The newest version of Jan has Claude Code and Openclaw integrations built right in. You can also use Jan as an HTTP API server, use MCP servers (some come built into Jan, ready to use), build your own assistant definitions, etc.

The newest killer feature of LM Studio is LM Link, which lets you load models on remote machines and use them as if they are local. This can be useful, for example, if you have one huge server machine with lots of expensive hardware that you aren't going to duplicate, and you want to share that machine's inference capabilities instantly between all your installations of LLM Studio.

But if you're not going to do the LM link thing, Jan really covers the majority of bases. Besides being a *much smaller installation than any other option, it's also very pleasant to use.

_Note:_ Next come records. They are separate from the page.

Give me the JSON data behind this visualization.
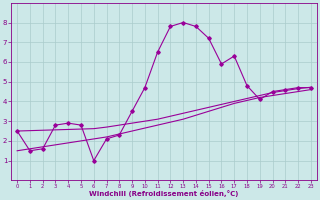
{
  "xlabel": "Windchill (Refroidissement éolien,°C)",
  "background_color": "#cce8e8",
  "grid_color": "#aacccc",
  "line_color": "#990099",
  "xlim": [
    -0.5,
    23.5
  ],
  "ylim": [
    0,
    9
  ],
  "xticks": [
    0,
    1,
    2,
    3,
    4,
    5,
    6,
    7,
    8,
    9,
    10,
    11,
    12,
    13,
    14,
    15,
    16,
    17,
    18,
    19,
    20,
    21,
    22,
    23
  ],
  "yticks": [
    1,
    2,
    3,
    4,
    5,
    6,
    7,
    8
  ],
  "series1_x": [
    0,
    1,
    2,
    3,
    4,
    5,
    6,
    7,
    8,
    9,
    10,
    11,
    12,
    13,
    14,
    15,
    16,
    17,
    18,
    19,
    20,
    21,
    22,
    23
  ],
  "series1_y": [
    2.5,
    1.5,
    1.6,
    2.8,
    2.9,
    2.8,
    1.0,
    2.1,
    2.3,
    3.5,
    4.7,
    6.5,
    7.8,
    8.0,
    7.8,
    7.2,
    5.9,
    6.3,
    4.8,
    4.1,
    4.5,
    4.6,
    4.7,
    4.7
  ],
  "series2_x": [
    0,
    1,
    2,
    3,
    4,
    5,
    6,
    7,
    8,
    9,
    10,
    11,
    12,
    13,
    14,
    15,
    16,
    17,
    18,
    19,
    20,
    21,
    22,
    23
  ],
  "series2_y": [
    1.5,
    1.6,
    1.7,
    1.8,
    1.9,
    2.0,
    2.1,
    2.2,
    2.35,
    2.5,
    2.65,
    2.8,
    2.95,
    3.1,
    3.3,
    3.5,
    3.7,
    3.9,
    4.05,
    4.2,
    4.3,
    4.4,
    4.5,
    4.6
  ],
  "series3_x": [
    0,
    1,
    2,
    3,
    4,
    5,
    6,
    7,
    8,
    9,
    10,
    11,
    12,
    13,
    14,
    15,
    16,
    17,
    18,
    19,
    20,
    21,
    22,
    23
  ],
  "series3_y": [
    2.5,
    2.52,
    2.54,
    2.56,
    2.58,
    2.6,
    2.62,
    2.7,
    2.8,
    2.9,
    3.0,
    3.1,
    3.25,
    3.4,
    3.55,
    3.7,
    3.85,
    4.0,
    4.15,
    4.3,
    4.45,
    4.55,
    4.65,
    4.72
  ]
}
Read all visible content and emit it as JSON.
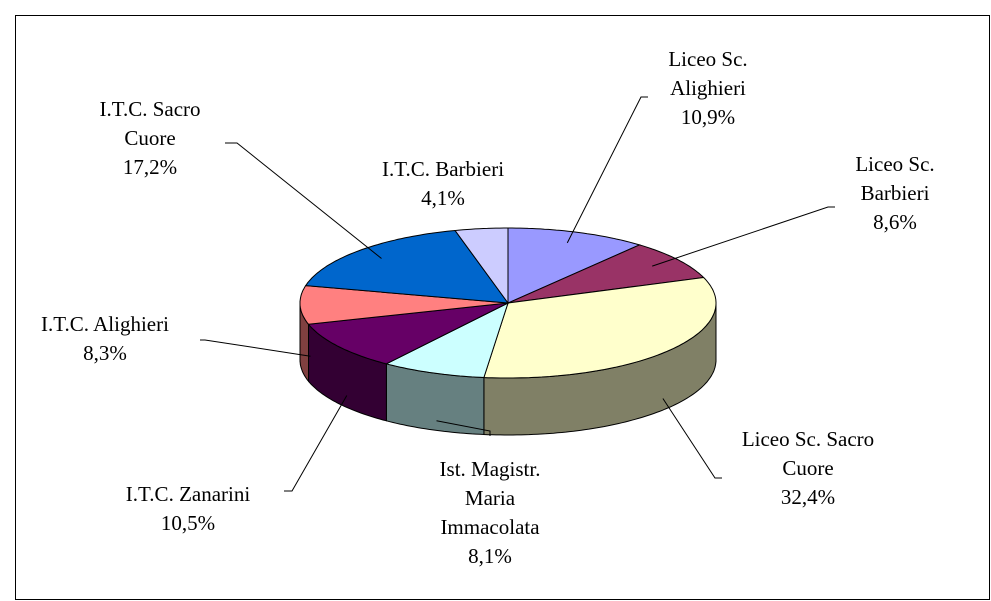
{
  "chart_data": {
    "type": "pie3d",
    "categories": [
      "Liceo Sc. Alighieri",
      "Liceo Sc. Barbieri",
      "Liceo Sc. Sacro Cuore",
      "Ist. Magistr. Maria Immacolata",
      "I.T.C. Zanarini",
      "I.T.C. Alighieri",
      "I.T.C. Sacro Cuore",
      "I.T.C. Barbieri"
    ],
    "values": [
      10.9,
      8.6,
      32.4,
      8.1,
      10.5,
      8.3,
      17.2,
      4.1
    ],
    "value_labels": [
      "10,9%",
      "8,6%",
      "32,4%",
      "8,1%",
      "10,5%",
      "8,3%",
      "17,2%",
      "4,1%"
    ],
    "colors": [
      "#9999ff",
      "#993366",
      "#ffffcc",
      "#ccffff",
      "#660066",
      "#ff8080",
      "#0066cc",
      "#ccccff"
    ]
  }
}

It's a complete, instant solution for on-device API access to hosted models - install it on an old PC, netbook, etc., pop in an OpenRouter API key, and you've got a local AI powerhouse all ready to go in a minute, with access to every new bleeding edge model, right when they come out. Mix that with everything needed to download, import, and work with local models, and it does everything that most users need for LLM inference.

2026-03-22 20:10:11

To be clear about Jan, if you hook up an LLM API such as OperRouter, that sort of connected inference runs at whatever fast speed the chosen LLM server service provides - so you'll see the typical 50-100 tokens per second those APIs deliver, even if you're running Jan on a machine that only has a CPU (not the few tokens per second you'd expect from local model inference on a CPU). And if you have a local GPU, you'll get whatever inference speed that hardware is capable of delivering, for any local models you choose to download and run.

2026-03-25 18:39:15

When it comes to versions of Linux that can be run from a live USB drive, on little netbooks that aren't ancient, my favorite is Q4OS. Q4OS is dead simple to set up, has all the features I need for a typical little daily driver machine, it runs quickly from a little drive, and is very familiar to anyone used to Windows.

Today I tried running Jan on it. It took less than 2 minutes to set up, and ran perfectly :) What a cool way to use a cheap old machine, without even a hard drive, as a mean little AI monster.

Version 2Apr 09, 2026 at 00:20

This is a copy of several related posts from the old Rebolforum, about the Jan inference engine:

2026-03-19 23:07:39

I've really come to like the Jan AI app. It's a 54Mb download, compared to 582Mb for LM studio and 1690Mb (1.6Gb) for Ollama, and even half the size of the smallest version of Koboldcpp that has no Cuda support (and Jan does support Cuda). Jan works really well, out of the box, for inference with local models, and it's super simple to connect to all the most common online LLM APIs. I use it with Openrouter on a bunch of small netbooks. It takes literally just a few seconds to download the .exe & pop in your Openrouter API key, and you've got an instant local chat interface to hundreds of LLM models of every type (Openrouter provides access to basically every one of the most common commercial and open source models, the instant they're publicly available, all with a single API key). And if your local machine has a GPU, you can make full use of your hardware for local inference, using any common model that you can download - Jan has a 'hub' UI that lets you download all the most common OSS models, right in the app (just like in LM Studio, but I actually prefer Jan's simple interface).

2026-03-22 19:43:30 I've gotta plug Jan a bit more. What a cool little app for local inference. It's improved tremendously in recent months, and I find myself using it more and more, over LM Studio, Ollama, Koboldcpp, etc.